Nach Feststellungen zur "allgemeinen Situation im Kosovo" führte die belangte Behörde weiter aus, dass die Entmilitarisierung der Kosovobefreiungsarmee UCK inzwischen erfolgt sei. Infolge der weiten Verbreitung von Waffen in der kosovarischen Bevölkerung im Allgemeinen werde man (jedoch) davon ausgehen können, dass es auch nach Auflösung der UCK bewaffnete ehemalige UCK-Kämpfer und Waffenlager gäbe. Der UN-Generalsekretär habe in seinem letzten Report eingeräumt, dass einzelne ehemalige UCK-Mitglieder an kriminellen Aktivitäten beteiligt seien, diese würden jedoch von ehemaligen Führern der UCK öffentlich verurteilt und sei es in der Folge verstärkt zu Verhaftungen gekommen. Infolge der KFOR-Präsenz und dem zwischen KFOR und UCK abgeschlossenen "Demilitarisation Agreement" sei auszuschließen, dass es im Kosovo heute noch bewaffnete UCK-Einheiten gäbe. Die "International Organisation for Migration" habe darüber hinaus ein sehr ambitioniertes Programm zur Wiedereingliederung ehemaliger UCK-Kämpfer ins zivile Leben gestartet. Nicht entgegengetreten werden könne allerdings Berichten, dass UCK-Strukturen, insbesondere im Bereich der lokalen Verwaltungen, nach wie vor bestünden; die UNMIK sei jedoch bemüht, diese in eigene Verwaltungsstrukturen zu integrieren; Übergriffen ehemaliger UCK-Kämpfer trete KFOR energisch entgegen.
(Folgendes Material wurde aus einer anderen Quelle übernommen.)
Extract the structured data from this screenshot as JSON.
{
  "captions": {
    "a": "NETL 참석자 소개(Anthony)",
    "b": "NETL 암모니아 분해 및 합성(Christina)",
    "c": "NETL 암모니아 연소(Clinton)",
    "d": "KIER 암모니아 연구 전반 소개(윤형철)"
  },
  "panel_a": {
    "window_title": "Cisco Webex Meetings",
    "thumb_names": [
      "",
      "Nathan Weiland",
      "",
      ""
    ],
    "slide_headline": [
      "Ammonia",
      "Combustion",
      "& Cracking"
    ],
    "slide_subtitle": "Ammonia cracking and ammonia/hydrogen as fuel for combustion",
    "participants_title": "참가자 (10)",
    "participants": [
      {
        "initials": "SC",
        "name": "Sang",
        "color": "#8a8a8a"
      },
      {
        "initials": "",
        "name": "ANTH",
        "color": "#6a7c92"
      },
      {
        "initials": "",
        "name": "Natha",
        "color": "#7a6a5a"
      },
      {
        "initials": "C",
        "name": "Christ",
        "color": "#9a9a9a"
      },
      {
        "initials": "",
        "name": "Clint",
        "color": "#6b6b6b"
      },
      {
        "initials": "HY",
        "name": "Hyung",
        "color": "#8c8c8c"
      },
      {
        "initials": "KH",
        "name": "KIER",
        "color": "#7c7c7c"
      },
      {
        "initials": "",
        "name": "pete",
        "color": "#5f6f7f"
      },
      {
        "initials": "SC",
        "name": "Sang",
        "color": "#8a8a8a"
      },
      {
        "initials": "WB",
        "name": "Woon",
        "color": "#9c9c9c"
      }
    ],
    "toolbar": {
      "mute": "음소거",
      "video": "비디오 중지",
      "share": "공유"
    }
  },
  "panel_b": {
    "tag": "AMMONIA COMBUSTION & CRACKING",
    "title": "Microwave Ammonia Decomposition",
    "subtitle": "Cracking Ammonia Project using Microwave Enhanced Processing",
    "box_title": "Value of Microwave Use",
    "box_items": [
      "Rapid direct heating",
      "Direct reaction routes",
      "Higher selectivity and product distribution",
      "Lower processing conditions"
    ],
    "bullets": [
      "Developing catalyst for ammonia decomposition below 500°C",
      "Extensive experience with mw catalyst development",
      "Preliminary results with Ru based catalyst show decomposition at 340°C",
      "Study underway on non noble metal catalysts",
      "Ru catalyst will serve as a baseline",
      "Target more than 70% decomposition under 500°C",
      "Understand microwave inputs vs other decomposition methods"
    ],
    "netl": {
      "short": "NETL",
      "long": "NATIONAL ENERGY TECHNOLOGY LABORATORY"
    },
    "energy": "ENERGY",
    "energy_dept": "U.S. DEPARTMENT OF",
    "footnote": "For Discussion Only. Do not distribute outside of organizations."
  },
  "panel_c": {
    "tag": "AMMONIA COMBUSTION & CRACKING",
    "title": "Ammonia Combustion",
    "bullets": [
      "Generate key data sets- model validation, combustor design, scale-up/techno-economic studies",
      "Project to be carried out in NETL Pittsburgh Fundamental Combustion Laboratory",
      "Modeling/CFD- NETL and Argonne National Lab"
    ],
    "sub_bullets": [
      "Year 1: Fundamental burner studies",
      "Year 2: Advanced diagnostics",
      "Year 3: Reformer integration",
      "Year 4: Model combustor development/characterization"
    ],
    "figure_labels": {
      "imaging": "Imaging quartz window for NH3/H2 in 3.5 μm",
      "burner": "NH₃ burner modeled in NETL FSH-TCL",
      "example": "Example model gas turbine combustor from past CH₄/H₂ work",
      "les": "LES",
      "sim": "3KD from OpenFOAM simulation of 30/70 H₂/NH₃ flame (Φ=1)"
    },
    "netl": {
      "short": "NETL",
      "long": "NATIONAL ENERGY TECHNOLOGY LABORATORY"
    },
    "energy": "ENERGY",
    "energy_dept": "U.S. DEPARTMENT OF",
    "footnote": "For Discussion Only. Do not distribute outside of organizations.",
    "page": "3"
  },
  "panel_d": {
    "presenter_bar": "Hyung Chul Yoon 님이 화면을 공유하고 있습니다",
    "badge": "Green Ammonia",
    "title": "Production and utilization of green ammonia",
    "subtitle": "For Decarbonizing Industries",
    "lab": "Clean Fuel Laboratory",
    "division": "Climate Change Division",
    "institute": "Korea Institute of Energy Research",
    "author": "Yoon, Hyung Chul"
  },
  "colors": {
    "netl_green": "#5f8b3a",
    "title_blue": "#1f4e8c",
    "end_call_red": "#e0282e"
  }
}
Rechtlich verwies die belangte Behörde einerseits auf den Wegfall des effektiven Machtapparates des vormaligen Verfolgers (Serbien). Andererseits führte sie aus, dass eine dem Staat zuzurechnende asylrelevante Verfolgungssituation auch dann gegeben sein könne, wenn der Staat nicht gewillt oder nicht in der Lage sei, von "Privatpersonen" (hier: ehemalige Lehrerkollegen und Mitglieder der UCK) ausgehende Handlungen mit Verfolgungscharakter zu unterbinden, sofern diesen - würden sie von staatlichen Organen gesetzt - Asylrelevanz zukommen sollte. Der Beschwerdeführer habe (jedoch) bei der mündlichen Verhandlung auf den Vorhalt, sich unter den Schutz der im Kosovo stationierten Einheiten wenden zu können, um vor kriminellen Übergriffen durch UCK-Kämpfer sicher zu sein, vorgebracht, dass diese Truppen keine Möglichkeit hätten, ihn rund um die Uhr zu schützen. Damit könne der Beschwerdeführer der behaupteten Verfolgung durch die kriminellen "UCK-(Lehrer) Kollegen" keine asylrechtlich relevante Bedeutung verleihen, weil in dieser Aussage zum Ausdruck komme, dass die für die Bekämpfung der Verbrechen zuständigen Organe grundsätzlich sehr wohl in der Lage und auch willens seien, ihn vor einer Verfolgung in Schutz zu nehmen. Ein lückenloser Schutz vor privater Verfolgung könne von den (quasi) staatlichen Organen nicht gewährleistet werden, weshalb dem Fehlen eines solchen auch keine Asylrelevanz zukomme.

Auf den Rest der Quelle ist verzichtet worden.